Now you can initialize a translation.

    pybabel init -i translations/messages.pot -d translations -l LANG

Where LANG is the ISO code for the language project.

Additional notes…

Activating the virtual environment

If you do not see the environment enabled in the command prompt when you log in as the Neahttadigisánit user, run the following from this user’s home directory:

    source neahtta_env/bin/activate

If you do not see changes to the command prompt name, check which python to make sure it is active if you do not see it in the bash prompt. If it still doesn’t work, there are probably problems with virtualenv.

Typically you should see something like:

    (neahtta_env)[neahtta@gtdict ~]$

ISO notes and internationalization language code vs. lexicon/FST language code

Because most browsers report what language they use using the 2-character ISO 639-1 code, any localization that has a 2-character code, (north sámi has se, so lucky!), we must use this code. If it doesn’t, then creating new localizations with the 3-character code (ISO 639-2) will be necessary. Also, neahtta.py may not actually handle some of these 3-character localizations as well, so this will need to be fixed.

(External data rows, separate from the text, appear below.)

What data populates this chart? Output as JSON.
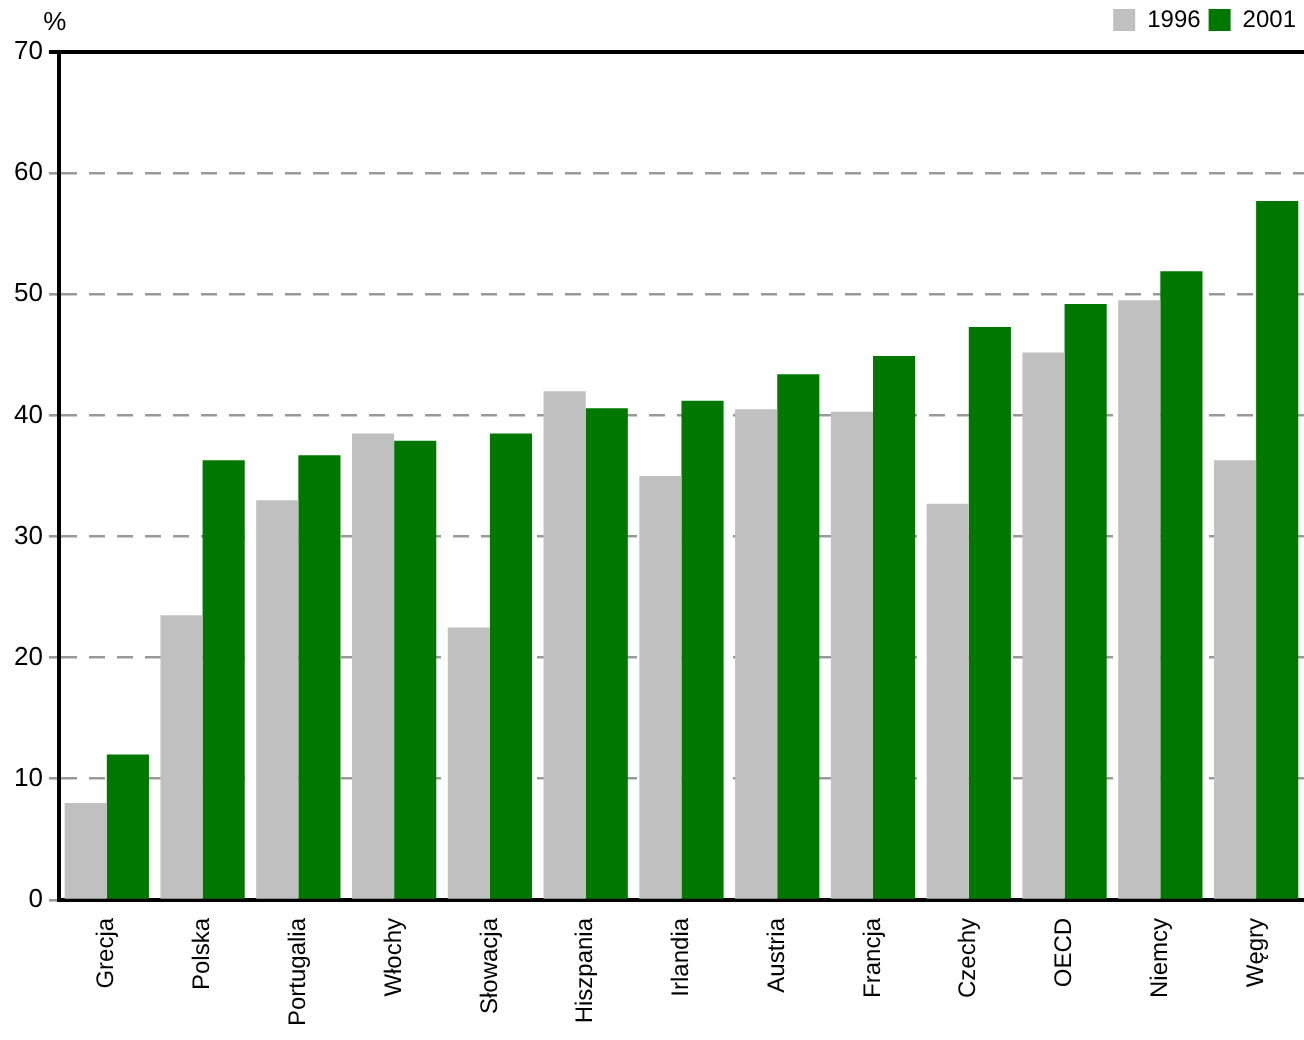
{
  "chart_data": {
    "type": "bar",
    "ylabel": "%",
    "categories": [
      "Grecja",
      "Polska",
      "Portugalia",
      "Włochy",
      "Słowacja",
      "Hiszpania",
      "Irlandia",
      "Austria",
      "Francja",
      "Czechy",
      "OECD",
      "Niemcy",
      "Węgry"
    ],
    "series": [
      {
        "name": "1996",
        "color": "#c0c0c0",
        "values": [
          8,
          23.5,
          33,
          38.5,
          22.5,
          42,
          35,
          40.5,
          40.3,
          32.7,
          45.2,
          49.5,
          36.3
        ]
      },
      {
        "name": "2001",
        "color": "#007800",
        "values": [
          12,
          36.3,
          36.7,
          37.9,
          38.5,
          40.6,
          41.2,
          43.4,
          44.9,
          47.3,
          49.2,
          51.9,
          57.7
        ]
      }
    ],
    "ylim": [
      0,
      70
    ],
    "yticks": [
      0,
      10,
      20,
      30,
      40,
      50,
      60,
      70
    ],
    "grid": "y",
    "legend": "top right"
  }
}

Currently supported localizations:

May be found in translations/, but for ease of finding out:

Common error messages and troubleshooting

babel.core.UnknownLocaleError: unknown locale sms

This means that the locale directory is missing a .dat file for the locale. Follow the procedure in the ‘Adding new locales’ section or ensure that you are running the fab process only for the project you are working on.

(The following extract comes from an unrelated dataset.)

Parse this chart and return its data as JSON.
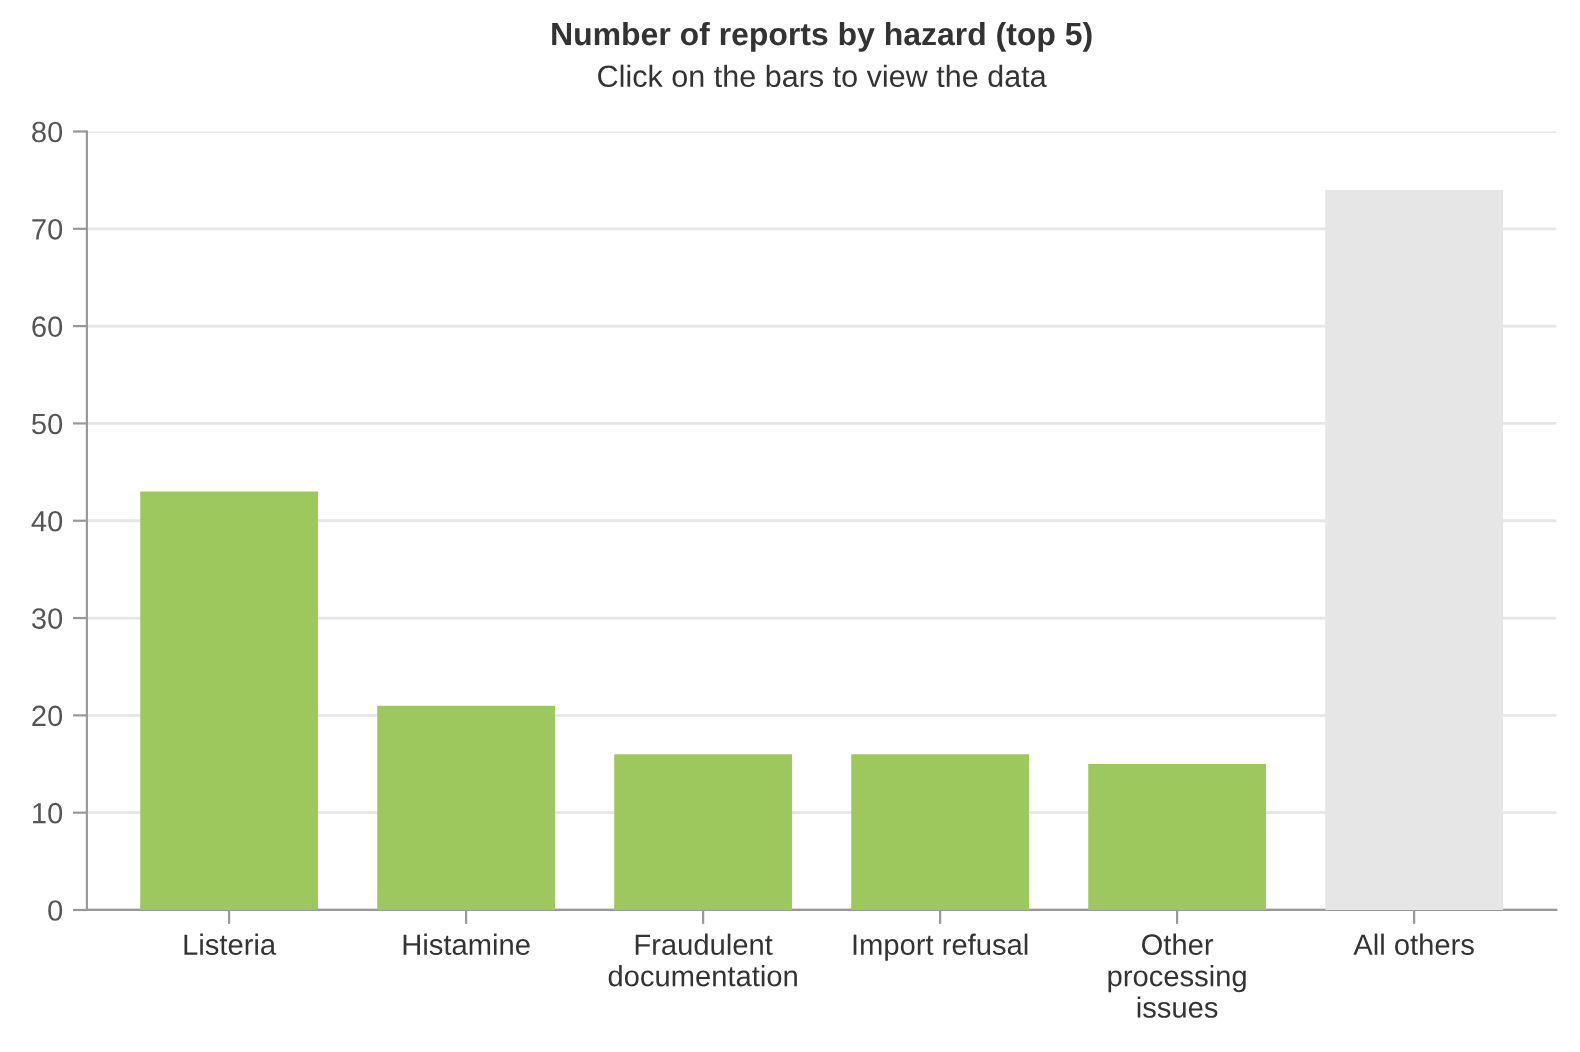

catalog translations/sma/LC_MESSAGES/messages.po is marked as fuzzy, skipping

Babel marks things with #, fuzzy when it can’t find the line in the source code that the string belongs on, however it’s not a big problem if line numbers are missing. As such, to compile, delete lines containing #, fuzzy, and alternatively determine why there are no line numbers.

Sometimes the first translation string in the catalogue will be marked fuzzy, but this is because it is blank. The first message must be blank for the meta-data, so delete the fuzzy comment if it appears, but leave the string.